Fort Riley, Kansas



SAFETY CORNER - Staying safe at work during cold weather

By Dawn J. Douglas | GARRISON SAFETY OFFICE | January 29, 2018

     Winter is upon us, but that doesn’t stop the work, especially for those who work outdoors and have to brave extreme cold temperatures. Although the work must be done, limiting personnel exposure to cold can go a long way toward preventing cold stress injuries and illnesses such as frostbite, hypothermia, trench foot and chilblains.

      There are three major factors to keep in mind when working outdoors: air temperature, wind and moisture. Environmental cold can affect any worker exposed to cold air temperatures and puts workers at risk of cold stress. As wind speed increases, it causes the cold air temperature to feel even colder, increasing the risk of cold stress to exposed workers such as recreational workers, snow cleanup crews, construction workers, police officers and firefighters. Other workers who may be affected by exposure to environmental cold conditions include those in transit, baggage handlers, water transportation, landscaping services and support activities for oil and gas operations.

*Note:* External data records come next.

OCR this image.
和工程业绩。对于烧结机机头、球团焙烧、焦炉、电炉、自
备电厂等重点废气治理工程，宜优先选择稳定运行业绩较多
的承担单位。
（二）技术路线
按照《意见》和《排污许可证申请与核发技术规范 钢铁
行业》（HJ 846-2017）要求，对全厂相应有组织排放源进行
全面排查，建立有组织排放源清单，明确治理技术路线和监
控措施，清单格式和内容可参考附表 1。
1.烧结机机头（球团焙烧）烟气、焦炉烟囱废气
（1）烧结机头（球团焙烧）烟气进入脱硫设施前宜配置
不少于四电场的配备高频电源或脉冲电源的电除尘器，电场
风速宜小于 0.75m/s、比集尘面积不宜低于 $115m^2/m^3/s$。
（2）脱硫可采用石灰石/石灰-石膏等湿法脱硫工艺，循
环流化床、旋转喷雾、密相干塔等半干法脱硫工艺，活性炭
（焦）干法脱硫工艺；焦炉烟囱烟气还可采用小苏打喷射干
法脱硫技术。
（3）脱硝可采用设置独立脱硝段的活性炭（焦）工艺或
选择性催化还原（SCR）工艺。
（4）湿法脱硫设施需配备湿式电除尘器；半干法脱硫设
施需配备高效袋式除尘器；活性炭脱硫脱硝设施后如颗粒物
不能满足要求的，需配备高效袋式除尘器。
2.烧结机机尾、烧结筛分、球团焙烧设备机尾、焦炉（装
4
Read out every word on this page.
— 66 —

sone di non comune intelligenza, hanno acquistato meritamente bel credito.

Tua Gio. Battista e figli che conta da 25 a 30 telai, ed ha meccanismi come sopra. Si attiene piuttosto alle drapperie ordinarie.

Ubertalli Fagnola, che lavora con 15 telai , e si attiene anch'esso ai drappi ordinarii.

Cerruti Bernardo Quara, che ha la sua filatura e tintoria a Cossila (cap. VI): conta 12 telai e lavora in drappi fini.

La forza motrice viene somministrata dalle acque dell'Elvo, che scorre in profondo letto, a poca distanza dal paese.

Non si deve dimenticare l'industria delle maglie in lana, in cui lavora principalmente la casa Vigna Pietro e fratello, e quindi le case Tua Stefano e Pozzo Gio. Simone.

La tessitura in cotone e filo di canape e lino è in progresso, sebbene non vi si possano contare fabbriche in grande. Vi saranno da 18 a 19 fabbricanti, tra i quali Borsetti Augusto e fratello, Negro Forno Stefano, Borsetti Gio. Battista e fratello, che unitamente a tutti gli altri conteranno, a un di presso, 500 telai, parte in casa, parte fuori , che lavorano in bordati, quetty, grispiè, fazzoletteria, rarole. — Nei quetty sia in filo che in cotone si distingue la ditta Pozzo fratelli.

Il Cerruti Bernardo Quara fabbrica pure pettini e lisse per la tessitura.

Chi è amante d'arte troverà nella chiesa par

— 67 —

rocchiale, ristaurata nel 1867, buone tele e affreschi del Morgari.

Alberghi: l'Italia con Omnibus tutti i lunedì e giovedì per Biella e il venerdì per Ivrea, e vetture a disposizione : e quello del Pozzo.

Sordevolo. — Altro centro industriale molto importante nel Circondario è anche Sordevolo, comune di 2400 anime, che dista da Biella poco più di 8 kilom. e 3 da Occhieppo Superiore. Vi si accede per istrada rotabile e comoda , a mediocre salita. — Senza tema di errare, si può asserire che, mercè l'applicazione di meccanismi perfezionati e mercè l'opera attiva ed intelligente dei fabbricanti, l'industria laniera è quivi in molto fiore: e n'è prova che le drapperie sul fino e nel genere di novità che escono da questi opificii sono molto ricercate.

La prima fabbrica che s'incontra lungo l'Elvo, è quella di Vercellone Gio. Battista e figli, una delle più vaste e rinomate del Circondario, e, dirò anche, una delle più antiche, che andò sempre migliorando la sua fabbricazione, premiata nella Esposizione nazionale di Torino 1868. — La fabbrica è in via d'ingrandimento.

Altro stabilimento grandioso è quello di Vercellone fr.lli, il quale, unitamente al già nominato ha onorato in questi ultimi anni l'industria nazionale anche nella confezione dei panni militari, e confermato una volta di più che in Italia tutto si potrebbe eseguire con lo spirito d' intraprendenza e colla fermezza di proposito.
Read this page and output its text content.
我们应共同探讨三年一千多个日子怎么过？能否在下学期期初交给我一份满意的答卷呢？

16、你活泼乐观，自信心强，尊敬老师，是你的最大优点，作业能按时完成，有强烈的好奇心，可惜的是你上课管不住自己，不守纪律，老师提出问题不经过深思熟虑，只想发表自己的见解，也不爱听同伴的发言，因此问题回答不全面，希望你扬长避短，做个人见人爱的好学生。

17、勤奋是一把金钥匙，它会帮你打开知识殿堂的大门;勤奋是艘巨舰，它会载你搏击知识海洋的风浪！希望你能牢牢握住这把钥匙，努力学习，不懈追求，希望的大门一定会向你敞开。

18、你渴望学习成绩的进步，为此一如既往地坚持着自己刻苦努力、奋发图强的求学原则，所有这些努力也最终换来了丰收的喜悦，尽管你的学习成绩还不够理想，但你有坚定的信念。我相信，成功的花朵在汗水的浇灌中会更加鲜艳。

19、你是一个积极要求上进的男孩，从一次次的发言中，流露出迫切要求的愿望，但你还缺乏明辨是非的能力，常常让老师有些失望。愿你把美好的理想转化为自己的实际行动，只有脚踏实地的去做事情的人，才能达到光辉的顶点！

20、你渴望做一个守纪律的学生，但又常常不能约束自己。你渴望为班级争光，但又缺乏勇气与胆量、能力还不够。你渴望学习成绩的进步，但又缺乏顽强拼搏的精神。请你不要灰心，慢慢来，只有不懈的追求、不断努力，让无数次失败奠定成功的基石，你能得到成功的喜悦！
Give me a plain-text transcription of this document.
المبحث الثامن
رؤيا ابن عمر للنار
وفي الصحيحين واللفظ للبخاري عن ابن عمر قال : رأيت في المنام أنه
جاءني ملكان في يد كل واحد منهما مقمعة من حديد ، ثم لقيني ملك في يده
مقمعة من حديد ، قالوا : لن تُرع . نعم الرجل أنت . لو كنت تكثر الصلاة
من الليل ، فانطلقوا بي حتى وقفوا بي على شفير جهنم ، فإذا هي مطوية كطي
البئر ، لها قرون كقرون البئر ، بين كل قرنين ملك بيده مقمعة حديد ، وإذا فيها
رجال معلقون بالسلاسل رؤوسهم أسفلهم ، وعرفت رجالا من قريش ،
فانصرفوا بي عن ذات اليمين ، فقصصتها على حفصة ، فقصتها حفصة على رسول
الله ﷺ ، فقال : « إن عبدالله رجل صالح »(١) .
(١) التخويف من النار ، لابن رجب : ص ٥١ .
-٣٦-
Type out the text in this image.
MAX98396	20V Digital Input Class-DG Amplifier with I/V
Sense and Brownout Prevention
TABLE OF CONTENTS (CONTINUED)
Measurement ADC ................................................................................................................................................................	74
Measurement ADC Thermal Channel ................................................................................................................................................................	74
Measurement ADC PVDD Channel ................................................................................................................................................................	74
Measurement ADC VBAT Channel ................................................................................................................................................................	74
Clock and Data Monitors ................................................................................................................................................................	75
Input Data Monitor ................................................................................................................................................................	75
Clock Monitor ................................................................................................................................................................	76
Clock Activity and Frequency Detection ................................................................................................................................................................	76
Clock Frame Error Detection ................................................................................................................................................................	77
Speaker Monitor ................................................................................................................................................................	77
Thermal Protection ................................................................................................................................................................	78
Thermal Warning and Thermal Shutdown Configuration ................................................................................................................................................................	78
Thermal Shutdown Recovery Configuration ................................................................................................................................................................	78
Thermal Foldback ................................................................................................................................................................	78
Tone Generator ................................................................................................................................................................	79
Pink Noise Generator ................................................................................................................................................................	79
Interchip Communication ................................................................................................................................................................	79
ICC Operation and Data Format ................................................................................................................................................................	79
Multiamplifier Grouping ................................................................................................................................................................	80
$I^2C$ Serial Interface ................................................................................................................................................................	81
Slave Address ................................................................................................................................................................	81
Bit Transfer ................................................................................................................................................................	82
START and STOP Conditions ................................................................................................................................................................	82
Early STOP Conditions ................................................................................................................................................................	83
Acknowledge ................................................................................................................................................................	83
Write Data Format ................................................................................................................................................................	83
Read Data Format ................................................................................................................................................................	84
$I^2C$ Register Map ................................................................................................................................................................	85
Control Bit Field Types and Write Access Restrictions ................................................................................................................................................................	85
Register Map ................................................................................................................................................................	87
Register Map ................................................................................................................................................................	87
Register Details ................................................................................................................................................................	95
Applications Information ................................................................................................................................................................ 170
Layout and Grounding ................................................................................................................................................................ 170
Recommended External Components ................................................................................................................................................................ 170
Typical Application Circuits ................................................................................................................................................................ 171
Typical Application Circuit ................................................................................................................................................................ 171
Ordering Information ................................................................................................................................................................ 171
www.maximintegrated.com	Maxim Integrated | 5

                Wetness/dampness, dressing improperly and exhaustion

                Predisposing health conditions such as hypertension, hypothyroidism and diabetes

                Poor physical conditioning



      What constitutes cold stress and its effects can vary across different areas of the country. In regions that are not used to winter weather, near freezing temperatures are considered factors for cold stress. Increased wind speed also causes heat to leave the body more rapidly. Wetness or dampness, even from body sweat, also facilitates heat loss from the body. Cold stress occurs by driving down the skin temperature and eventually the internal body temperature. When the body is unable to warm itself, serious cold-related illnesses and injuries may occur and permanent tissue damage and death could result. Types of cold stress include: trench foot, frostbite and hypothermia.

      Team Riley, did you know under the Occupational Safety and Health Act of 1970, employers are required to protect workers from recognized hazards, including cold stress hazards, that can cause death or serious physical harm in the work place?


                Employers should train coworkers on how to recognize the environmental and workplace conditions that can lead to cold stress.

                The symptoms of cold stress, how to prevent cold stress and what to do to help those who are affected.

                How to select proper clothing for cold, wet and windy conditions.



                Monitor workers physical condition.

                Schedule frequent short breaks in warm dry areas, to allow the body to warm up.

                Schedule work during the warmest part of the day.

                Use the buddy system — work in pairs.

                Provide warm, sweet beverages. Avoid drinks with alcohol.

                Provide engineering controls such as a radiant heater.



      Trench foot is a non-freezing injury of the feet caused by prolonged exposure to wet and cold conditions. It can occur in temperatures as high as 60 F if feet are constantly wet. Injury occurs because wet feet lose heat 25 times faster than dry feet.

      Frostbite is caused by the freezing of the skin and tissues. Frostbite can cause permanent damage to the body and, in severe cases, can lead to amputation. The risk of frostbite is increased in people with reduced blood circulation and among people who are not dressed properly for extremely cold temperatures.

      Hypothermia occurs when the normal body temperature drops to less than 95 F. Exposure to cold temperatures causes the body to lose heat faster than it can be produced. Prolonged exposure to cold will eventually use up the body’s stored energy. Hypothermia is most likely at very cold temperatures, but it can occur even at cool temperatures — above 40 F — if a person becomes chilled from rain, sweat or immersion in cold water.

      The National Weather Service provides a Wind Chill Calculation that allows users to input the air temperature and wind speed and it will calculate the wind chill temperature. The site is also a resource for preparing for extreme cold weather.

      Even if you don’t think you will be outdoors for very long, always dress for the outdoors. Adding layers of clothes will keep you warm as the temperature drops and you can remove layers when you go into warmer environmental conditions. When the weather is cold you need at least two to three layers of clothes, a warm hat, gloves, an outer layer such as a jacket, layers to protect your legs and waterproof boots to prevent wet feet.

      One final reason to bundle up in the cold weather is a study that shows when there is less absolute humidity in the air, it is easier for the flu virus to survive and spread. This means it’s more likely you can catch the flu virus and get sick.

     With this in mind, it is extra important to wash your hands after you cough or sneeze around this time of year to avoid spreading the flu. Taking precautions in the cold weather to prevent cold stress illnesses and injuries and potentially the flu will allow you and your workers to stay productive even in the winter months.